Além desses elementos, o caboclo identificará vários outros, como a rede de dormir, os bancos, o fumo. Verificará que são comuns a índios e caboclos certos hábitos, como o de tomar banho diário de rio, andar descalço, descansar de cócoras. Chamará pelos mesmos nomes várias plantas, animais, acidentes geográficos e topônimos; temerá os mesmos duendes, utilizando fórmulas comuns para controlar aqueles seres sobrenaturais. Desse modo, índios e interioranos encontram formas de entendimento que vêm do início de nossa formação.

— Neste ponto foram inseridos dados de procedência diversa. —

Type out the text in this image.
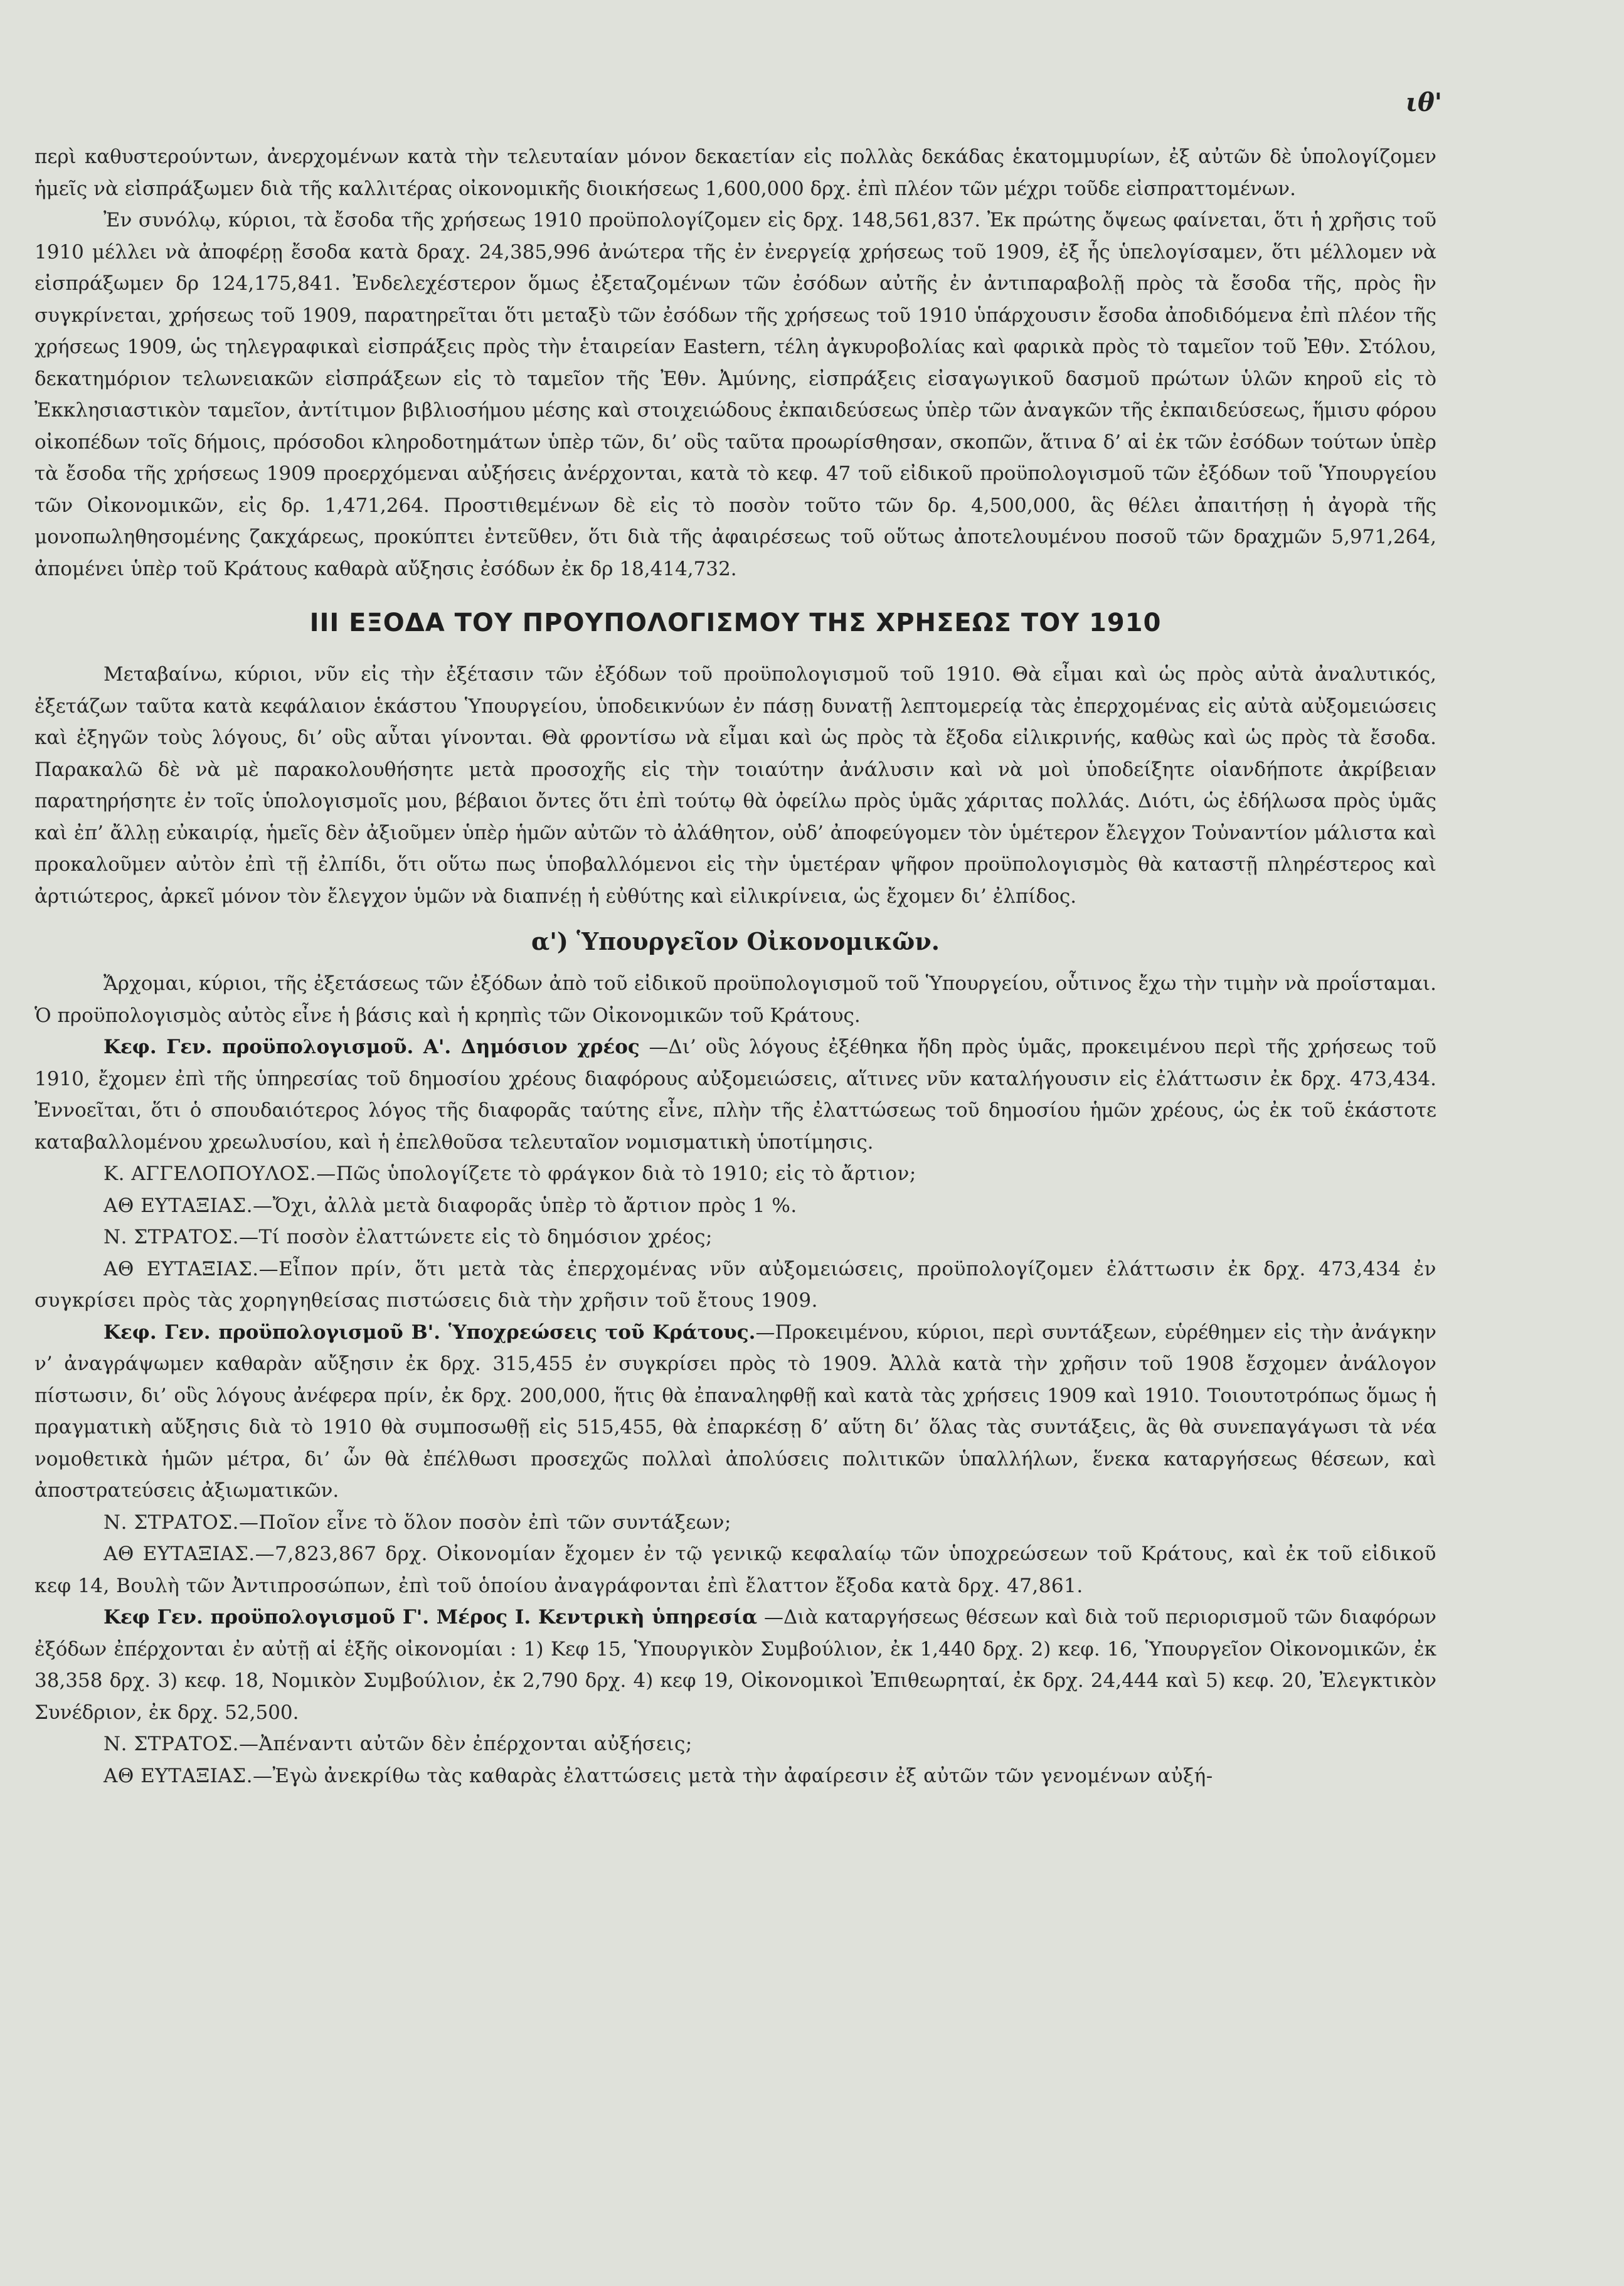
ιθ'

περὶ καθυστερούντων, ἀνερχομένων κατὰ τὴν τελευταίαν μόνον δεκαετίαν εἰς πολλὰς δεκάδας ἑκατομμυρίων, ἐξ αὐτῶν δὲ ὑπολογίζομεν ἡμεῖς νὰ εἰσπράξωμεν διὰ τῆς καλλιτέρας οἰκονομικῆς διοικήσεως 1,600,000 δρχ. ἐπὶ πλέον τῶν μέχρι τοῦδε εἰσπραττομένων.

Ἐν συνόλῳ, κύριοι, τὰ ἔσοδα τῆς χρήσεως 1910 προϋπολογίζομεν εἰς δρχ. 148,561,837. Ἐκ πρώτης ὄψεως φαίνεται, ὅτι ἡ χρῆσις τοῦ 1910 μέλλει νὰ ἀποφέρῃ ἔσοδα κατὰ δραχ. 24,385,996 ἀνώτερα τῆς ἐν ἐνεργείᾳ χρήσεως τοῦ 1909, ἐξ ἧς ὑπελογίσαμεν, ὅτι μέλλομεν νὰ εἰσπράξωμεν δρ 124,175,841. Ἐνδελεχέστερον ὅμως ἐξεταζομένων τῶν ἐσόδων αὐτῆς ἐν ἀντιπαραβολῇ πρὸς τὰ ἔσοδα τῆς, πρὸς ἣν συγκρίνεται, χρήσεως τοῦ 1909, παρατηρεῖται ὅτι μεταξὺ τῶν ἐσόδων τῆς χρήσεως τοῦ 1910 ὑπάρχουσιν ἔσοδα ἀποδιδόμενα ἐπὶ πλέον τῆς χρήσεως 1909, ὡς τηλεγραφικαὶ εἰσπράξεις πρὸς τὴν ἑταιρείαν Eastern, τέλη ἀγκυροβολίας καὶ φαρικὰ πρὸς τὸ ταμεῖον τοῦ Ἐθν. Στόλου, δεκατημόριον τελωνειακῶν εἰσπράξεων εἰς τὸ ταμεῖον τῆς Ἐθν. Ἀμύνης, εἰσπράξεις εἰσαγωγικοῦ δασμοῦ πρώτων ὑλῶν κηροῦ εἰς τὸ Ἐκκλησιαστικὸν ταμεῖον, ἀντίτιμον βιβλιοσήμου μέσης καὶ στοιχειώδους ἐκπαιδεύσεως ὑπὲρ τῶν ἀναγκῶν τῆς ἐκπαιδεύσεως, ἥμισυ φόρου οἰκοπέδων τοῖς δήμοις, πρόσοδοι κληροδοτημάτων ὑπὲρ τῶν, δι’ οὓς ταῦτα προωρίσθησαν, σκοπῶν, ἅτινα δ’ αἱ ἐκ τῶν ἐσόδων τούτων ὑπὲρ τὰ ἔσοδα τῆς χρήσεως 1909 προερχόμεναι αὐξήσεις ἀνέρχονται, κατὰ τὸ κεφ. 47 τοῦ εἰδικοῦ προϋπολογισμοῦ τῶν ἐξόδων τοῦ Ὑπουργείου τῶν Οἰκονομικῶν, εἰς δρ. 1,471,264. Προστιθεμένων δὲ εἰς τὸ ποσὸν τοῦτο τῶν δρ. 4,500,000, ἃς θέλει ἀπαιτήσῃ ἡ ἀγορὰ τῆς μονοπωληθησομένης ζακχάρεως, προκύπτει ἐντεῦθεν, ὅτι διὰ τῆς ἀφαιρέσεως τοῦ οὕτως ἀποτελουμένου ποσοῦ τῶν δραχμῶν 5,971,264, ἀπομένει ὑπὲρ τοῦ Κράτους καθαρὰ αὔξησις ἐσόδων ἐκ δρ 18,414,732.

III ΕΞΟΔΑ ΤΟΥ ΠΡΟΥΠΟΛΟΓΙΣΜΟΥ ΤΗΣ ΧΡΗΣΕΩΣ ΤΟΥ 1910

Μεταβαίνω, κύριοι, νῦν εἰς τὴν ἐξέτασιν τῶν ἐξόδων τοῦ προϋπολογισμοῦ τοῦ 1910. Θὰ εἶμαι καὶ ὡς πρὸς αὐτὰ ἀναλυτικός, ἐξετάζων ταῦτα κατὰ κεφάλαιον ἑκάστου Ὑπουργείου, ὑποδεικνύων ἐν πάσῃ δυνατῇ λεπτομερείᾳ τὰς ἐπερχομένας εἰς αὐτὰ αὐξομειώσεις καὶ ἐξηγῶν τοὺς λόγους, δι’ οὓς αὗται γίνονται. Θὰ φροντίσω νὰ εἶμαι καὶ ὡς πρὸς τὰ ἔξοδα εἰλικρινής, καθὼς καὶ ὡς πρὸς τὰ ἔσοδα. Παρακαλῶ δὲ νὰ μὲ παρακολουθήσητε μετὰ προσοχῆς εἰς τὴν τοιαύτην ἀνάλυσιν καὶ νὰ μοὶ ὑποδείξητε οἱανδήποτε ἀκρίβειαν παρατηρήσητε ἐν τοῖς ὑπολογισμοῖς μου, βέβαιοι ὄντες ὅτι ἐπὶ τούτῳ θὰ ὀφείλω πρὸς ὑμᾶς χάριτας πολλάς. Διότι, ὡς ἐδήλωσα πρὸς ὑμᾶς καὶ ἐπ’ ἄλλῃ εὐκαιρίᾳ, ἡμεῖς δὲν ἀξιοῦμεν ὑπὲρ ἡμῶν αὐτῶν τὸ ἀλάθητον, οὐδ’ ἀποφεύγομεν τὸν ὑμέτερον ἔλεγχον Τοὐναντίον μάλιστα καὶ προκαλοῦμεν αὐτὸν ἐπὶ τῇ ἐλπίδι, ὅτι οὕτω πως ὑποβαλλόμενοι εἰς τὴν ὑμετέραν ψῆφον προϋπολογισμὸς θὰ καταστῇ πληρέστερος καὶ ἀρτιώτερος, ἀρκεῖ μόνον τὸν ἔλεγχον ὑμῶν νὰ διαπνέῃ ἡ εὐθύτης καὶ εἰλικρίνεια, ὡς ἔχομεν δι’ ἐλπίδος.

α') Ὑπουργεῖον Οἰκονομικῶν.

Ἄρχομαι, κύριοι, τῆς ἐξετάσεως τῶν ἐξόδων ἀπὸ τοῦ εἰδικοῦ προϋπολογισμοῦ τοῦ Ὑπουργείου, οὗτινος ἔχω τὴν τιμὴν νὰ προΐσταμαι. Ὁ προϋπολογισμὸς αὐτὸς εἶνε ἡ βάσις καὶ ἡ κρηπὶς τῶν Οἰκονομικῶν τοῦ Κράτους.

Κεφ. Γεν. προϋπολογισμοῦ. Α'. Δημόσιον χρέος —Δι’ οὓς λόγους ἐξέθηκα ἤδη πρὸς ὑμᾶς, προκειμένου περὶ τῆς χρήσεως τοῦ 1910, ἔχομεν ἐπὶ τῆς ὑπηρεσίας τοῦ δημοσίου χρέους διαφόρους αὐξομειώσεις, αἵτινες νῦν καταλήγουσιν εἰς ἐλάττωσιν ἐκ δρχ. 473,434. Ἐννοεῖται, ὅτι ὁ σπουδαιότερος λόγος τῆς διαφορᾶς ταύτης εἶνε, πλὴν τῆς ἐλαττώσεως τοῦ δημοσίου ἡμῶν χρέους, ὡς ἐκ τοῦ ἑκάστοτε καταβαλλομένου χρεωλυσίου, καὶ ἡ ἐπελθοῦσα τελευταῖον νομισματικὴ ὑποτίμησις.

Κ. ΑΓΓΕΛΟΠΟΥΛΟΣ.—Πῶς ὑπολογίζετε τὸ φράγκον διὰ τὸ 1910; εἰς τὸ ἄρτιον;

ΑΘ ΕΥΤΑΞΙΑΣ.—Ὄχι, ἀλλὰ μετὰ διαφορᾶς ὑπὲρ τὸ ἄρτιον πρὸς 1 %.

Ν. ΣΤΡΑΤΟΣ.—Τί ποσὸν ἐλαττώνετε εἰς τὸ δημόσιον χρέος;

ΑΘ ΕΥΤΑΞΙΑΣ.—Εἶπον πρίν, ὅτι μετὰ τὰς ἐπερχομένας νῦν αὐξομειώσεις, προϋπολογίζομεν ἐλάττωσιν ἐκ δρχ. 473,434 ἐν συγκρίσει πρὸς τὰς χορηγηθείσας πιστώσεις διὰ τὴν χρῆσιν τοῦ ἔτους 1909.

Κεφ. Γεν. προϋπολογισμοῦ Β'. Ὑποχρεώσεις τοῦ Κράτους.—Προκειμένου, κύριοι, περὶ συντάξεων, εὑρέθημεν εἰς τὴν ἀνάγκην ν’ ἀναγράψωμεν καθαρὰν αὔξησιν ἐκ δρχ. 315,455 ἐν συγκρίσει πρὸς τὸ 1909. Ἀλλὰ κατὰ τὴν χρῆσιν τοῦ 1908 ἔσχομεν ἀνάλογον πίστωσιν, δι’ οὓς λόγους ἀνέφερα πρίν, ἐκ δρχ. 200,000, ἥτις θὰ ἐπαναληφθῇ καὶ κατὰ τὰς χρήσεις 1909 καὶ 1910. Τοιουτοτρόπως ὅμως ἡ πραγματικὴ αὔξησις διὰ τὸ 1910 θὰ συμποσωθῇ εἰς 515,455, θὰ ἐπαρκέσῃ δ’ αὕτη δι’ ὅλας τὰς συντάξεις, ἃς θὰ συνεπαγάγωσι τὰ νέα νομοθετικὰ ἡμῶν μέτρα, δι’ ὧν θὰ ἐπέλθωσι προσεχῶς πολλαὶ ἀπολύσεις πολιτικῶν ὑπαλλήλων, ἕνεκα καταργήσεως θέσεων, καὶ ἀποστρατεύσεις ἀξιωματικῶν.

Ν. ΣΤΡΑΤΟΣ.—Ποῖον εἶνε τὸ ὅλον ποσὸν ἐπὶ τῶν συντάξεων;

ΑΘ ΕΥΤΑΞΙΑΣ.—7,823,867 δρχ. Οἰκονομίαν ἔχομεν ἐν τῷ γενικῷ κεφαλαίῳ τῶν ὑποχρεώσεων τοῦ Κράτους, καὶ ἐκ τοῦ εἰδικοῦ κεφ 14, Βουλὴ τῶν Ἀντιπροσώπων, ἐπὶ τοῦ ὁποίου ἀναγράφονται ἐπὶ ἔλαττον ἔξοδα κατὰ δρχ. 47,861.

Κεφ Γεν. προϋπολογισμοῦ Γ'. Μέρος Ι. Κεντρικὴ ὑπηρεσία —Διὰ καταργήσεως θέσεων καὶ διὰ τοῦ περιορισμοῦ τῶν διαφόρων ἐξόδων ἐπέρχονται ἐν αὐτῇ αἱ ἑξῆς οἰκονομίαι : 1) Κεφ 15, Ὑπουργικὸν Συμβούλιον, ἐκ 1,440 δρχ. 2) κεφ. 16, Ὑπουργεῖον Οἰκονομικῶν, ἐκ 38,358 δρχ. 3) κεφ. 18, Νομικὸν Συμβούλιον, ἐκ 2,790 δρχ. 4) κεφ 19, Οἰκονομικοὶ Ἐπιθεωρηταί, ἐκ δρχ. 24,444 καὶ 5) κεφ. 20, Ἐλεγκτικὸν Συνέδριον, ἐκ δρχ. 52,500.

Ν. ΣΤΡΑΤΟΣ.—Ἀπέναντι αὐτῶν δὲν ἐπέρχονται αὐξήσεις;

ΑΘ ΕΥΤΑΞΙΑΣ.—Ἐγὼ ἀνεκρίθω τὰς καθαρὰς ἐλαττώσεις μετὰ τὴν ἀφαίρεσιν ἐξ αὐτῶν τῶν γενομένων αὐξή-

O peso da herança indígena pode ser aquilatado no retrato que faz José Veríssimo dos modos de vida e do sistema adaptativo do caboclo amazônico:

“A casa em que vive aquela gente é pouco mais que a palhoça do antigo bárbaro. Fincam no solo alguns esteios brutos (sem falquejo); os dois da frente ou do meio mais altos de modo a que o teto fique inclinado; apóiam sobre esses esteios algumas varas e sobre estas vão estendendo folhas de palmeiras atadas com cipós. Em regra, tais cabanas só têm duas portas, a da frente e a do fundo. Cercam o exíguo recinto com tapumes de jissaras partidas, cobertas às vezes de barro. Quase sempre há uma única divisão: a que serve de dormitório para o chefe da família. O mais é aberto, tendo no centro a lareira, onde nunca se deixa apagar o fogo. Por cima, chegado ao teto, está o jirau, como nas tendas do índio é a despensa da família. No interior destas cabanas, um ou outro móvel se encontrará mais que aqueles mesmo de que usava o antigo selvagem: balaios, esteira de piri, cuias, vasos de argila, redes ou macas de cipó etc. – tudo refletindo muito mal disfarçada a vida do aborígene. Nessas palhoças, o modo de viver, as relações de família, a economia, o regime doméstico – tudo pouco difere do que se observava na taba do selvagem. O homem come de cócoras como o índio ainda comia; cura-se dos males que o assaltam pelos mesmos primitivos processos; anda sempre descalço; quando viaja com a família, vai sempre adiante; caça, pesca como pescava e caçava o silvícola há quatrocentos anos, tendo demais apenas os petrechos e artifícios que a conquista introduziu; as embarcações de que se serve, nos rios e nas baías; o modo de preparar o roçado e de fazer o plantio; o fabrico de farinha, a moqueação de peixe, etc. – tudo acusa de modo flagrante que no homem simples do sítio, mais ou menos isolado da civilização, subsiste mais ou menos fielmente o que havia de mais ponderoso nas raças nativas.”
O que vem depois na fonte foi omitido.